I respond to Mindy Stoltz’s Feb. 22 letter, “Wind energy could lift Ohio’s economy.”
First of all, wind energy in Ohio or anywhere else is possible only with tax credits and government subsidies.
In general, Ohio is a low-wind area, causing windmills to be built up to 500 feet tall to try to capture what little wind is available. It is also a fact that windmills consume energy when they are not turning, to move the direction of the blades, monitor constantly and heat blades to prevent ice buildup.
Currently, there are plans to build up to 176 windmills in Hardin and Logan counties.
I invite those who don’t know what this is like to drive across Rt. 30 in northwest Ohio in Van Wert and Paulding counties. The landscape no longer is open farmland but just windmills, for miles and miles.

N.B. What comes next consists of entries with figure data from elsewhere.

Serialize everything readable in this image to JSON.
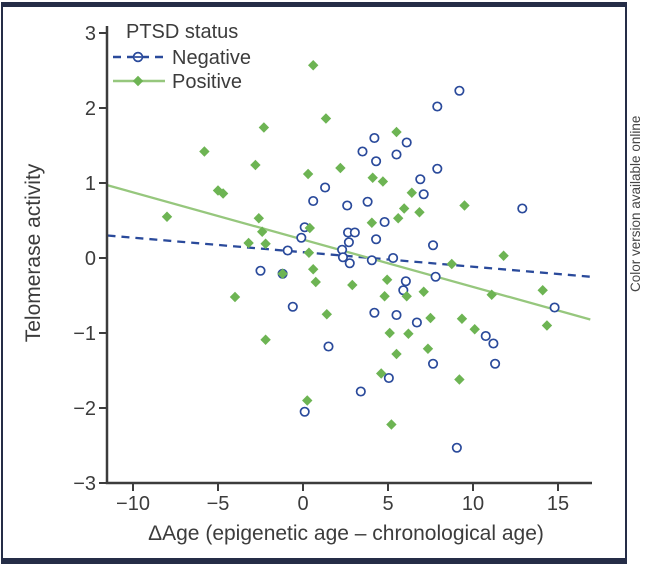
{
  "figure": {
    "sidebar_note": "Color version available online"
  },
  "chart_data": {
    "type": "scatter",
    "legend_title": "PTSD status",
    "xlabel": "ΔAge (epigenetic age – chronological age)",
    "ylabel": "Telomerase activity",
    "xlim": [
      -11.5,
      17
    ],
    "ylim": [
      -3,
      3
    ],
    "x_ticks": [
      -10,
      -5,
      0,
      5,
      10,
      15
    ],
    "y_ticks": [
      3,
      2,
      1,
      0,
      -1,
      -2,
      -3
    ],
    "grid": false,
    "legend_position": "top-left-inside",
    "colors": {
      "negative_blue": "#2a4a9b",
      "positive_green_marker": "#6db453",
      "positive_green_line": "#96c77d",
      "frame_navy": "#252d47",
      "axis_gray": "#3c3c3c"
    },
    "series": [
      {
        "name": "Negative",
        "marker": "open-circle",
        "color": "#2a4a9b",
        "line_style": "dashed",
        "trend": {
          "x1": -11.5,
          "y1": 0.3,
          "x2": 16.9,
          "y2": -0.25
        },
        "points": [
          [
            0.6,
            0.76
          ],
          [
            9.2,
            2.23
          ],
          [
            7.9,
            2.02
          ],
          [
            4.2,
            1.6
          ],
          [
            6.1,
            1.54
          ],
          [
            3.5,
            1.42
          ],
          [
            4.3,
            1.29
          ],
          [
            5.5,
            1.38
          ],
          [
            6.9,
            1.05
          ],
          [
            7.9,
            1.19
          ],
          [
            12.9,
            0.66
          ],
          [
            1.3,
            0.94
          ],
          [
            2.6,
            0.7
          ],
          [
            3.8,
            0.75
          ],
          [
            7.1,
            0.85
          ],
          [
            4.8,
            0.48
          ],
          [
            0.1,
            0.41
          ],
          [
            -0.1,
            0.27
          ],
          [
            -0.9,
            0.1
          ],
          [
            2.65,
            0.34
          ],
          [
            3.05,
            0.34
          ],
          [
            2.7,
            0.21
          ],
          [
            2.3,
            0.11
          ],
          [
            2.35,
            0.01
          ],
          [
            2.75,
            -0.07
          ],
          [
            4.05,
            -0.03
          ],
          [
            4.3,
            0.25
          ],
          [
            5.3,
            0.0
          ],
          [
            7.65,
            0.17
          ],
          [
            6.05,
            -0.31
          ],
          [
            5.9,
            -0.43
          ],
          [
            -2.5,
            -0.17
          ],
          [
            -0.6,
            -0.65
          ],
          [
            -1.2,
            -0.21
          ],
          [
            4.2,
            -0.73
          ],
          [
            5.5,
            -0.76
          ],
          [
            6.7,
            -0.86
          ],
          [
            7.8,
            -0.25
          ],
          [
            14.8,
            -0.66
          ],
          [
            10.75,
            -1.04
          ],
          [
            11.2,
            -1.14
          ],
          [
            11.3,
            -1.41
          ],
          [
            7.65,
            -1.41
          ],
          [
            1.5,
            -1.18
          ],
          [
            5.05,
            -1.6
          ],
          [
            3.4,
            -1.78
          ],
          [
            0.1,
            -2.05
          ],
          [
            9.05,
            -2.53
          ]
        ]
      },
      {
        "name": "Positive",
        "marker": "filled-diamond",
        "color": "#6db453",
        "line_color": "#96c77d",
        "line_style": "solid",
        "trend": {
          "x1": -11.5,
          "y1": 0.97,
          "x2": 16.9,
          "y2": -0.82
        },
        "points": [
          [
            -8.0,
            0.55
          ],
          [
            -5.8,
            1.42
          ],
          [
            -5.0,
            0.9
          ],
          [
            -4.7,
            0.86
          ],
          [
            -2.8,
            1.24
          ],
          [
            -2.3,
            1.74
          ],
          [
            -2.6,
            0.53
          ],
          [
            -2.4,
            0.35
          ],
          [
            -3.2,
            0.2
          ],
          [
            -2.2,
            0.19
          ],
          [
            -4.0,
            -0.52
          ],
          [
            -2.2,
            -1.09
          ],
          [
            -1.2,
            -0.21
          ],
          [
            0.6,
            2.57
          ],
          [
            1.35,
            1.86
          ],
          [
            0.3,
            1.12
          ],
          [
            2.2,
            1.2
          ],
          [
            4.1,
            1.07
          ],
          [
            4.7,
            1.02
          ],
          [
            5.5,
            1.68
          ],
          [
            0.4,
            0.4
          ],
          [
            0.35,
            0.07
          ],
          [
            0.6,
            -0.15
          ],
          [
            0.75,
            -0.32
          ],
          [
            6.4,
            0.87
          ],
          [
            5.95,
            0.66
          ],
          [
            6.85,
            0.61
          ],
          [
            5.6,
            0.53
          ],
          [
            4.05,
            0.47
          ],
          [
            2.9,
            -0.36
          ],
          [
            4.95,
            -0.29
          ],
          [
            4.8,
            -0.51
          ],
          [
            6.1,
            -0.51
          ],
          [
            7.1,
            -0.45
          ],
          [
            1.4,
            -0.75
          ],
          [
            7.5,
            -0.8
          ],
          [
            9.5,
            0.7
          ],
          [
            11.8,
            0.03
          ],
          [
            8.75,
            -0.08
          ],
          [
            11.1,
            -0.49
          ],
          [
            14.1,
            -0.43
          ],
          [
            9.35,
            -0.81
          ],
          [
            14.35,
            -0.9
          ],
          [
            10.1,
            -0.95
          ],
          [
            5.1,
            -1.0
          ],
          [
            6.2,
            -1.01
          ],
          [
            5.5,
            -1.28
          ],
          [
            7.35,
            -1.21
          ],
          [
            4.6,
            -1.54
          ],
          [
            0.25,
            -1.9
          ],
          [
            5.2,
            -2.22
          ],
          [
            9.2,
            -1.62
          ]
        ]
      }
    ]
  }
}
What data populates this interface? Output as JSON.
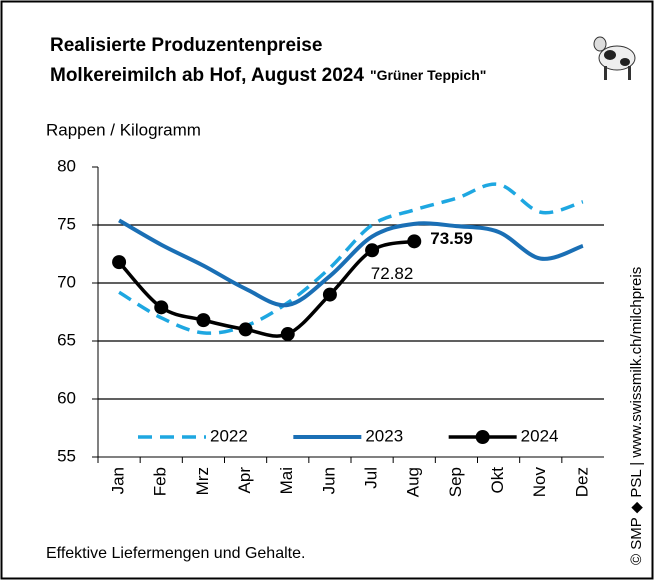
{
  "chart_data": {
    "type": "line",
    "title": [
      "Realisierte Produzentenpreise",
      "Molkereimilch ab Hof, August 2024"
    ],
    "subtitle": "\"Grüner Teppich\"",
    "y_label": "Rappen / Kilogramm",
    "footnote": "Effektive Liefermengen und Gehalte.",
    "source": "© SMP ◆ PSL | www.swissmilk.ch/milchpreis",
    "categories": [
      "Jan",
      "Feb",
      "Mrz",
      "Apr",
      "Mai",
      "Jun",
      "Jul",
      "Aug",
      "Sep",
      "Okt",
      "Nov",
      "Dez"
    ],
    "series": [
      {
        "name": "2022",
        "color": "#1ea7e1",
        "style": "dashed",
        "values": [
          69.2,
          67.0,
          65.7,
          66.3,
          68.3,
          71.3,
          75.0,
          76.3,
          77.3,
          78.5,
          76.1,
          77.0
        ]
      },
      {
        "name": "2023",
        "color": "#1a6fb5",
        "style": "solid",
        "values": [
          75.4,
          73.3,
          71.5,
          69.5,
          68.1,
          70.6,
          74.0,
          75.1,
          74.9,
          74.4,
          72.1,
          73.2
        ]
      },
      {
        "name": "2024",
        "color": "#000000",
        "style": "markers",
        "values": [
          71.8,
          67.9,
          66.8,
          66.0,
          65.6,
          69.0,
          72.82,
          73.59,
          null,
          null,
          null,
          null
        ],
        "value_labels": [
          null,
          null,
          null,
          null,
          null,
          null,
          "72.82",
          "73.59",
          null,
          null,
          null,
          null
        ]
      }
    ],
    "ylim": [
      55,
      80
    ],
    "yticks": [
      55,
      60,
      65,
      70,
      75,
      80
    ],
    "grid": true,
    "legend": "lower center"
  }
}
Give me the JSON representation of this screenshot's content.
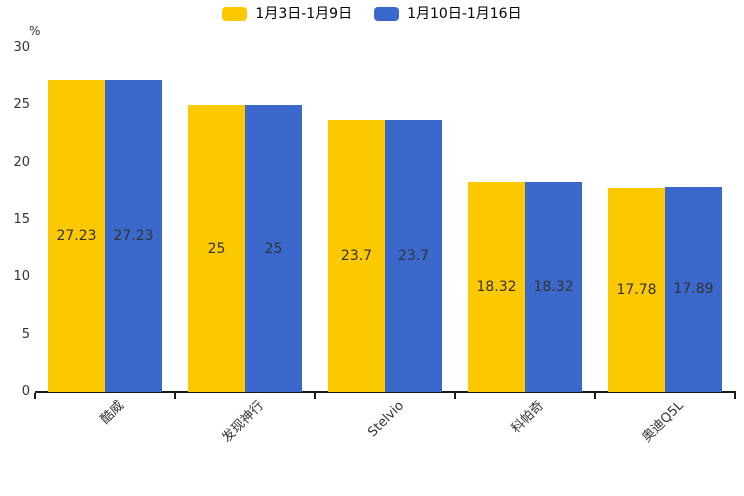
{
  "chart_data": {
    "type": "bar",
    "title": "",
    "categories": [
      "酷威",
      "发现神行",
      "Stelvio",
      "科帕奇",
      "奥迪Q5L"
    ],
    "series": [
      {
        "name": "1月3日-1月9日",
        "color": "#FCC800",
        "values": [
          27.23,
          25,
          23.7,
          18.32,
          17.78
        ]
      },
      {
        "name": "1月10日-1月16日",
        "color": "#3B68CB",
        "values": [
          27.23,
          25,
          23.7,
          18.32,
          17.89
        ]
      }
    ],
    "xlabel": "",
    "ylabel": "%",
    "ylim": [
      0,
      30
    ],
    "yticks": [
      0,
      5,
      10,
      15,
      20,
      25,
      30
    ],
    "grid": false,
    "legend_position": "top-center",
    "value_labels": "inside-center",
    "xtick_rotation_deg": 45
  },
  "colors": {
    "series1": "#FCC800",
    "series2": "#3B68CB",
    "axis": "#1a1a1a",
    "text": "#333333"
  }
}
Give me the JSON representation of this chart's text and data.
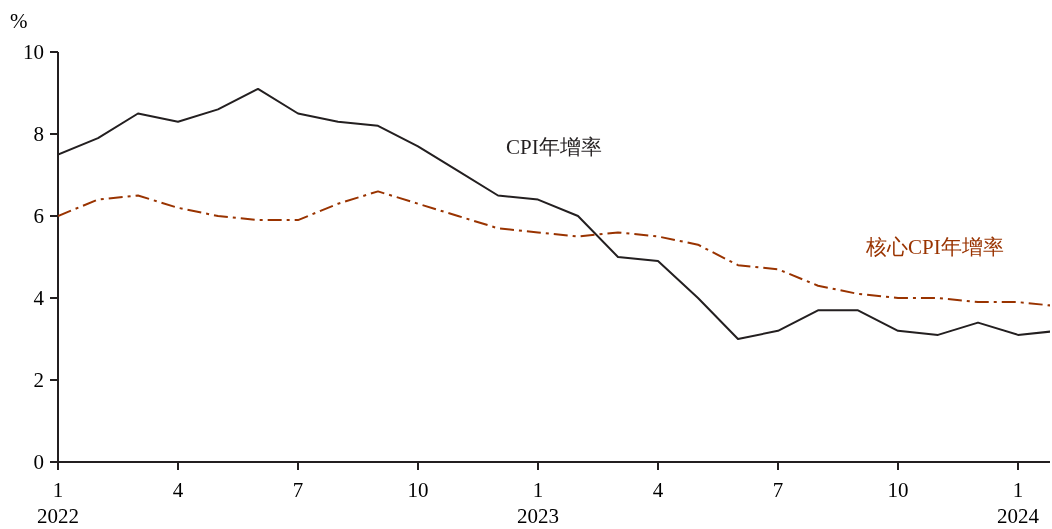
{
  "chart_data": {
    "type": "line",
    "ylabel": "%",
    "categories": [
      "1\n2022",
      null,
      null,
      "4",
      null,
      null,
      "7",
      null,
      null,
      "10",
      null,
      null,
      "1\n2023",
      null,
      null,
      "4",
      null,
      null,
      "7",
      null,
      null,
      "10",
      null,
      null,
      "1\n2024",
      null
    ],
    "series": [
      {
        "name": "CPI年增率",
        "color": "#231f20",
        "line_style": "solid",
        "values": [
          7.5,
          7.9,
          8.5,
          8.3,
          8.6,
          9.1,
          8.5,
          8.3,
          8.2,
          7.7,
          7.1,
          6.5,
          6.4,
          6.0,
          5.0,
          4.9,
          4.0,
          3.0,
          3.2,
          3.7,
          3.7,
          3.2,
          3.1,
          3.4,
          3.1,
          3.2
        ]
      },
      {
        "name": "核心CPI年增率",
        "color": "#993300",
        "line_style": "dashed",
        "values": [
          6.0,
          6.4,
          6.5,
          6.2,
          6.0,
          5.9,
          5.9,
          6.3,
          6.6,
          6.3,
          6.0,
          5.7,
          5.6,
          5.5,
          5.6,
          5.5,
          5.3,
          4.8,
          4.7,
          4.3,
          4.1,
          4.0,
          4.0,
          3.9,
          3.9,
          3.8
        ]
      }
    ],
    "ylim": [
      0,
      10
    ],
    "yticks": [
      0,
      2,
      4,
      6,
      8,
      10
    ],
    "grid": false,
    "legend": false,
    "marker": "none"
  }
}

I also invite the curious to talk to some of the residents who are forced to live in the shadow of these monsters. Ask them about ear problems, dizziness, sleep interruptions, daily migraine headaches, flicker shadows, pulsing noise and low frequency vibration.
It has been shown in areas that have these wind farms that property values always go down. The companies who built and profit from wind farms focus on how much money will be made.
For the wind farm in Hardin and Logan counties, they state that eight to 14 permanent jobs will be created. Is it worth it to ruin a way of life for thousands for eight to 14 jobs?
These companies say they are good neighbors and are most concerned with safety. They say the setbacks are according to law, but our lawmakers decided that the required setback of 1,500 feet is to be measured from the foundation of a home, not from the property line, so many homeowners end up surrounded by windmills that they did not want.
Many end up with their properties within the “danger/fallout” zone and now find their property useless.
Does this sound fair? People should think before they support wind farms.
Visit SaveourskylineOhio.com for excellent information and to read about the experiences of people who are forced to live with wind farms. Those who still favor wind farms after educating themselves should contact their government representatives to have one built in their backyard.
Yes, we do need to look toward green energy, but this isn’t the answer for Ohio.